Many people around the company had to use this tool to debug issues. Some of these are women. I’m kind of jaded and roll my eyes at a lot of bullshit, but a young woman still trying to figure out her place in the world made to look at that every day and decide this place – the company, tech – isn’t for her. After all, even the tools she needs to do her job reminds her that a woman’s place is as a sex symbol, not as a professional programmer or product manager. Many people are junior and don’t know what is appropriate in the work place. How many people just entering the industry saw that tool and would now consider it an okay thing to do, creating similar environments elsewhere? Some folks come from cultures that are fairly conservative about nudity (some of course don’t). How many of those people were made uncomfortable with this tool but didn’t feel like they could speak up because they’d be seen as prudes or otherwise not fitting?
For how many people was that a “little” thing that contributed to them feeling uncomfortable at work and ultimately leaving? They might not even consciously know the exact things that made them feel uncomfortable and not fit in. My team was probably responsible for a little bit of that.
A few years later I was talking to a former teammate (we’d stayed friends). We had both left the original team by then. He asked me directly about sexism, etc. in tech. I was much more vocal about it at that point. To be honest, when someone actually makes an effort to ask about the topic, they automatically get a lot of credit with me. I reminded him of this tool and why it was a problem. It just wasn’t something he’d thought about. I think it was that way when he joined the team. He was a bystander then but so was everyone else on the team. I don’t say this to shame him (if he reads this, he’ll recognize this story). I bring up this story and his reaction because it’s a good example of how easy it is to be a bystander.

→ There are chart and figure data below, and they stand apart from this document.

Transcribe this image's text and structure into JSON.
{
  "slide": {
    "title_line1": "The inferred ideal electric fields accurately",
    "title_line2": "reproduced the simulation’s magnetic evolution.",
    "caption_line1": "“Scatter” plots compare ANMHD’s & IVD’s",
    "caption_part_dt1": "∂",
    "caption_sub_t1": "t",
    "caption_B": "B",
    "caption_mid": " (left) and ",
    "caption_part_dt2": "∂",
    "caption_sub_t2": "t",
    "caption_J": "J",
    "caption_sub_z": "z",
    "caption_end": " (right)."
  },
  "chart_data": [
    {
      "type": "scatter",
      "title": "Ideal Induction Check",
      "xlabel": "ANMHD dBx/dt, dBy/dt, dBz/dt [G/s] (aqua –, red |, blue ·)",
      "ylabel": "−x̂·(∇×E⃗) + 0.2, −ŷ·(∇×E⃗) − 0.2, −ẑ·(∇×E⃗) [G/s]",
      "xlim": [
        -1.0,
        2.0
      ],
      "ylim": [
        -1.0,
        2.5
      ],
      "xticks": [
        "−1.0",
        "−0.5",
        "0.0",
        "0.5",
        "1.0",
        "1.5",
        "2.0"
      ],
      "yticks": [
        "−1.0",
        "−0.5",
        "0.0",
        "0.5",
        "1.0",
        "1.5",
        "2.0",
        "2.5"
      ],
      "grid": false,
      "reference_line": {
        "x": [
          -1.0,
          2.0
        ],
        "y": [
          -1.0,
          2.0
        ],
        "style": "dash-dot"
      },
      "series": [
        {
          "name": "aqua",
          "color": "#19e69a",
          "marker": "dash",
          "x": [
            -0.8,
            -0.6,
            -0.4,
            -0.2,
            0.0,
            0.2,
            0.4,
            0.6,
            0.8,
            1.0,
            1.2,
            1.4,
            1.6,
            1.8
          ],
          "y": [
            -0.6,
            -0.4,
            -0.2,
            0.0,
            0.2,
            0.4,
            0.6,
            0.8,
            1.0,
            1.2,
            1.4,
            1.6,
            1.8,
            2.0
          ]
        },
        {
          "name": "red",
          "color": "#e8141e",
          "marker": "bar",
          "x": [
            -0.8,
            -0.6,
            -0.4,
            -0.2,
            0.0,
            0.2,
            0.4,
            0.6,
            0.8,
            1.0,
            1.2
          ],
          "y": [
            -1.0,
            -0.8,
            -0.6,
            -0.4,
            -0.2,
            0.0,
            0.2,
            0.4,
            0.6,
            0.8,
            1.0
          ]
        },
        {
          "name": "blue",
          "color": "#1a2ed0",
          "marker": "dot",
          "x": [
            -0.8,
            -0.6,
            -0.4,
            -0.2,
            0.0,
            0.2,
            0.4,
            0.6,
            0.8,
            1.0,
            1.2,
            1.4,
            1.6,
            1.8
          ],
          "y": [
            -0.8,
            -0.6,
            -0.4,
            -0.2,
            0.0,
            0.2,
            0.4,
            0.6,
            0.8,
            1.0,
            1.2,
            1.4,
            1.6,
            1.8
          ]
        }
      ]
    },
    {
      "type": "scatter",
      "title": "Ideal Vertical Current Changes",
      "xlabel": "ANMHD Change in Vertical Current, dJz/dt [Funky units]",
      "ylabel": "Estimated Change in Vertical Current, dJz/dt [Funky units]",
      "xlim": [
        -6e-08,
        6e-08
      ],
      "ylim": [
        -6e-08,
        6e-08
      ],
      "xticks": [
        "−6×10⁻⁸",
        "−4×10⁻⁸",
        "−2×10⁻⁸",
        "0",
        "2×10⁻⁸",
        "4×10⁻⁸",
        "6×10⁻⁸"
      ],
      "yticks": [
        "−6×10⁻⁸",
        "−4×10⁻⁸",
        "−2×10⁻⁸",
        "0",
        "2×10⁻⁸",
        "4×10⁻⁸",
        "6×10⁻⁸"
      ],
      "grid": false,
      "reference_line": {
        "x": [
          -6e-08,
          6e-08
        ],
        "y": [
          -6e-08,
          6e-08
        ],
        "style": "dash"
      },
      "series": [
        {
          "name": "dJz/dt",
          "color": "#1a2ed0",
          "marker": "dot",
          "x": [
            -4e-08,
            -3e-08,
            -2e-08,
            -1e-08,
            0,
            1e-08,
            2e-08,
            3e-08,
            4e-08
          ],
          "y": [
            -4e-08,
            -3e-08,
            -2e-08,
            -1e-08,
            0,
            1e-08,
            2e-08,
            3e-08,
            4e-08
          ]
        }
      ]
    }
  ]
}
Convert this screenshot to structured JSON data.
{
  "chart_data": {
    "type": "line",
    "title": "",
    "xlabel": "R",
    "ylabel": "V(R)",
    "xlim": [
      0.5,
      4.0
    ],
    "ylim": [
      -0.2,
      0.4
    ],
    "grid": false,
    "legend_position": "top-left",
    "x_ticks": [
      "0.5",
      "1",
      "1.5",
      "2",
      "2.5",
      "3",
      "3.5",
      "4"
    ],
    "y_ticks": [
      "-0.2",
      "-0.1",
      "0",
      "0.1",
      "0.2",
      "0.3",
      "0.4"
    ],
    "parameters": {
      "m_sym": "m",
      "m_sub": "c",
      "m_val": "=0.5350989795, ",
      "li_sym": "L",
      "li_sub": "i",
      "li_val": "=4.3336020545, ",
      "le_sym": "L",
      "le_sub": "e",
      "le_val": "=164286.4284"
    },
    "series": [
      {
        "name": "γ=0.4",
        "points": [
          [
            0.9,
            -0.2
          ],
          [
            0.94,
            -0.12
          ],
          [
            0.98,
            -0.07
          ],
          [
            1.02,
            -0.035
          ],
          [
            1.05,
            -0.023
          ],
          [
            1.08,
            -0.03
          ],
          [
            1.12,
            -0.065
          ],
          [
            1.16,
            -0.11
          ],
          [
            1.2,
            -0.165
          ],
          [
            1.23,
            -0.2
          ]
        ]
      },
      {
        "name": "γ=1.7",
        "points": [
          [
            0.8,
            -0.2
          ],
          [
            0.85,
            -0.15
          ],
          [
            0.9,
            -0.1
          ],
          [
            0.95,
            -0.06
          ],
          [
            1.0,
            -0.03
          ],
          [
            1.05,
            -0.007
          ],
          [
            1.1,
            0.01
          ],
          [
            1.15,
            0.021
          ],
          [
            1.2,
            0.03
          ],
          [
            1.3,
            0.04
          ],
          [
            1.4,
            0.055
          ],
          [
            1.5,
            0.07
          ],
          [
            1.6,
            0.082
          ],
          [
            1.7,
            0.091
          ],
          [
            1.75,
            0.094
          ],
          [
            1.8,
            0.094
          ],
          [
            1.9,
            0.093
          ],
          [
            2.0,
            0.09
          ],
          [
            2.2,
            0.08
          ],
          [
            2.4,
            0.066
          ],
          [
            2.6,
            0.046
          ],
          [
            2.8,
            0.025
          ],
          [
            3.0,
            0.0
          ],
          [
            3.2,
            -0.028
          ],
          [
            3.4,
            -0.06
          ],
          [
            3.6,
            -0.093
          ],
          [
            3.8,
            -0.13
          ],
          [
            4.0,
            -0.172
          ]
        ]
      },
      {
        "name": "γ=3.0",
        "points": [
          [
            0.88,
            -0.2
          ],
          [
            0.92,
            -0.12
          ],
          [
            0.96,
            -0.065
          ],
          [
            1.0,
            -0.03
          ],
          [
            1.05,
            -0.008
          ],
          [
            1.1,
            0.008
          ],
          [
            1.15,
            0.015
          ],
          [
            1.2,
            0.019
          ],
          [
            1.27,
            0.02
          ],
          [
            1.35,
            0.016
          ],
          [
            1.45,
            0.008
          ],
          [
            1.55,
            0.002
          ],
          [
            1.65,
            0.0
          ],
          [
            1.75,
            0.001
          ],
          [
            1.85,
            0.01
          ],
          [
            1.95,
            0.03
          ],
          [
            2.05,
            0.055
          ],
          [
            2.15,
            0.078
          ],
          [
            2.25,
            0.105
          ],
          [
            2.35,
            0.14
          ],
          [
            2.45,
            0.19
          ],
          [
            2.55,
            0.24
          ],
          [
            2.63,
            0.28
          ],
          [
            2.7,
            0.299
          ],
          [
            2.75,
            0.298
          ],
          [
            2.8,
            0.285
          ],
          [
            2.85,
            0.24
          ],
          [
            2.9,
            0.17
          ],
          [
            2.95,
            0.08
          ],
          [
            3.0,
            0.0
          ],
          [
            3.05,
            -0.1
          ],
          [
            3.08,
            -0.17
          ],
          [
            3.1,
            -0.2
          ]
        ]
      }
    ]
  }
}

To be a generally good person who’d never intend to hurt anyone and still be a bystander.
To not be a bystander requires saying or doing something at the moment when the harm may not seem that great and the risk to yourself, socially or professionally, seems immediate. “Just a joke” or “just one time” is easy to say if you’re worried your team will laugh at you. But over time that stuff does matter and becomes harder to shift. If the team has tolerated little sexist jokes for months or years, then when you do speak up you’re going to sound like a hypocrite. That only encourages you keep your mouth shut.
How much harm could have been avoided if someone had looked at that tool when it was created and suggested different default inputs be chosen? They wouldn’t have had to make a big deal about it. No need to say “this is sexist bullshit”. They could have just said “maybe we should use example data that is more neutral.” Not being a bystander doesn’t have to be about making a statement. I doubt the developer would have fought a different choice. But someone had to just push back, a little bit. And no one did.